It might be interesting to retry your tests under a Mach kernel.  BSD has 
multiple codepaths for IPC functionality that are unified under Mach.

>> The mmap interface is supposed to be more efficient -- theoreticly --
>> because it requires one less buffer-copying, and because it (together
>> with the possible madvise()) provides the kernel with more information
>> thus enabling it to make better (at least -- no worse) decisions.

I've heard people repeat the same notion, that is to say "that mmap()ing a 
file is supposed to be faster than read()ing it" [1], but the two operations 
are not quite the same thing, and there is more work being done to mmap a file 
(and thus gain random access to any byte of the file by dereferencing memory), 
  than to read and process small blocks of data at a time.

Matt's right that processing a small block that fits into L1/L2 cache (and 
probably already is resident) is very fast.  The extra copy doesn't matter as 
much as it once did on slower machines, and he's provided some good analysis 
of L1/L2 caching issues and buffer copying speeds.

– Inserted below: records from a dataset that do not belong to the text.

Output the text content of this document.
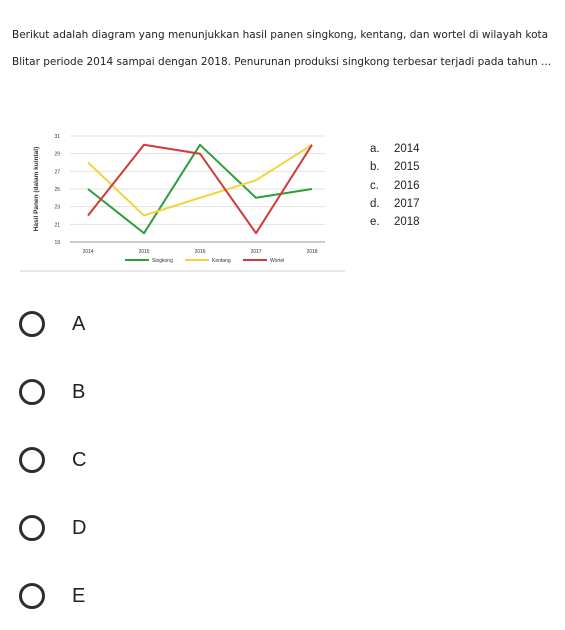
Berikut adalah diagram yang menunjukkan hasil panen singkong, kentang, dan wortel di wilayah kota Blitar periode 2014 sampai dengan 2018. Penurunan produksi singkong terbesar terjadi pada tahun ...
19
21
23
25
27
29
31
2014	2015	2016	2017	2018
Hasil Panen (dalam kuintal)
Singkong	Kentang	Wortel
a.	2014
b.	2015
c.	2016
d.	2017
e.	2018
A
B
C
D
E
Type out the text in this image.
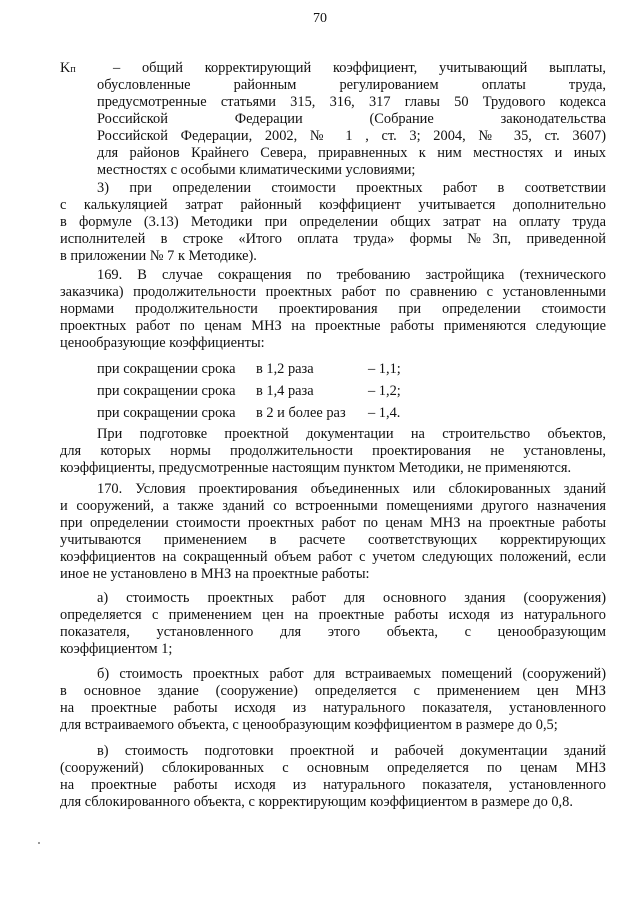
70
Kп	– общий корректирующий коэффициент, учитывающий выплаты,
обусловленные районным регулированием оплаты труда,
предусмотренные статьями 315, 316, 317 главы 50 Трудового кодекса
Российской Федерации (Собрание законодательства
Российской Федерации, 2002, № 1 , ст. 3; 2004, № 35, ст. 3607)
для районов Крайнего Севера, приравненных к ним местностях и иных
местностях с особыми климатическими условиями;
3) при определении стоимости проектных работ в соответствии
с калькуляцией затрат районный коэффициент учитывается дополнительно
в формуле (3.13) Методики при определении общих затрат на оплату труда
исполнителей в строке «Итого оплата труда» формы №3п, приведенной
в приложении № 7 к Методике).
169. В случае сокращения по требованию застройщика (технического
заказчика) продолжительности проектных работ по сравнению с установленными
нормами продолжительности проектирования при определении стоимости
проектных работ по ценам МНЗ на проектные работы применяются следующие
ценообразующие коэффициенты:
при сокращении срока в 1,2 раза	– 1,1;
при сокращении срока в 1,4 раза	– 1,2;
при сокращении срока в 2 и более раз – 1,4.
При подготовке проектной документации на строительство объектов,
для которых нормы продолжительности проектирования не установлены,
коэффициенты, предусмотренные настоящим пунктом Методики, не применяются.
170. Условия проектирования объединенных или сблокированных зданий
и сооружений, а также зданий со встроенными помещениями другого назначения
при определении стоимости проектных работ по ценам МНЗ на проектные работы
учитываются применением в расчете соответствующих корректирующих
коэффициентов на сокращенный объем работ с учетом следующих положений, если
иное не установлено в МНЗ на проектные работы:
а) стоимость проектных работ для основного здания (сооружения)
определяется с применением цен на проектные работы исходя из натурального
показателя, установленного для этого объекта, с ценообразующим
коэффициентом 1;
б) стоимость проектных работ для встраиваемых помещений (сооружений)
в основное здание (сооружение) определяется с применением цен МНЗ
на проектные работы исходя из натурального показателя, установленного
для встраиваемого объекта, с ценообразующим коэффициентом в размере до 0,5;
в) стоимость подготовки проектной и рабочей документации зданий
(сооружений) сблокированных с основным определяется по ценам МНЗ
на проектные работы исходя из натурального показателя, установленного
для сблокированного объекта, с корректирующим коэффициентом в размере до 0,8.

However, I tend to think the issue of buffer copying speeds are likely to be 
moot when you are reading from disk and are thus I/O bound [2], rather than 
having the manner in which the file's contents are represented to the program 
being that significant.

---------
[1]: Actually, while it is intuitive that trying to tell the system, "hey, I 
want all of that file read into RAM now, as quickly as you can using mmap() 
and madvise()", what happens with systems which use demand-paging VM (like 
FreeBSD, Linux, and most others) is far more lazy:

In reality, your process gets nothing but a promise from mmap() that if you 
access the right chunk of memory, your program will unblock once that data has 
been read and faulted into the local address space.  That level of urgency 
doesn't seem to correspond to what you asked for :-), although it still works 
pretty well in practice.

[2]: We're talking about maybe 20 to 60 or so MB/s for disk, versus 10x to 
100x that for RAM to RAM copying, much less the L2 copying speeds Matt 
mentions below:

>     Well, I think you forgot my earlier explanation regarding buffer copying.
>     Buffer copying is a very cheap operation if it occurs within the L1 or
>     L2 cache, and that is precisely what is happening when you read() into
>     a fixed buffer in a loop in a C program... your buffer is fixed in
>     memory and is almost guarenteed to be in the L1/L2 cache, which means
>     that the extra copy operation is very fast on a modern processor.  It's
>     something like 12-16 GBytes/sec to the L1 cache on an Athlon 64, for
>     example, and 3 GBytes/sec uncached to main memory.

This has been an interesting discussion, BTW, thanks.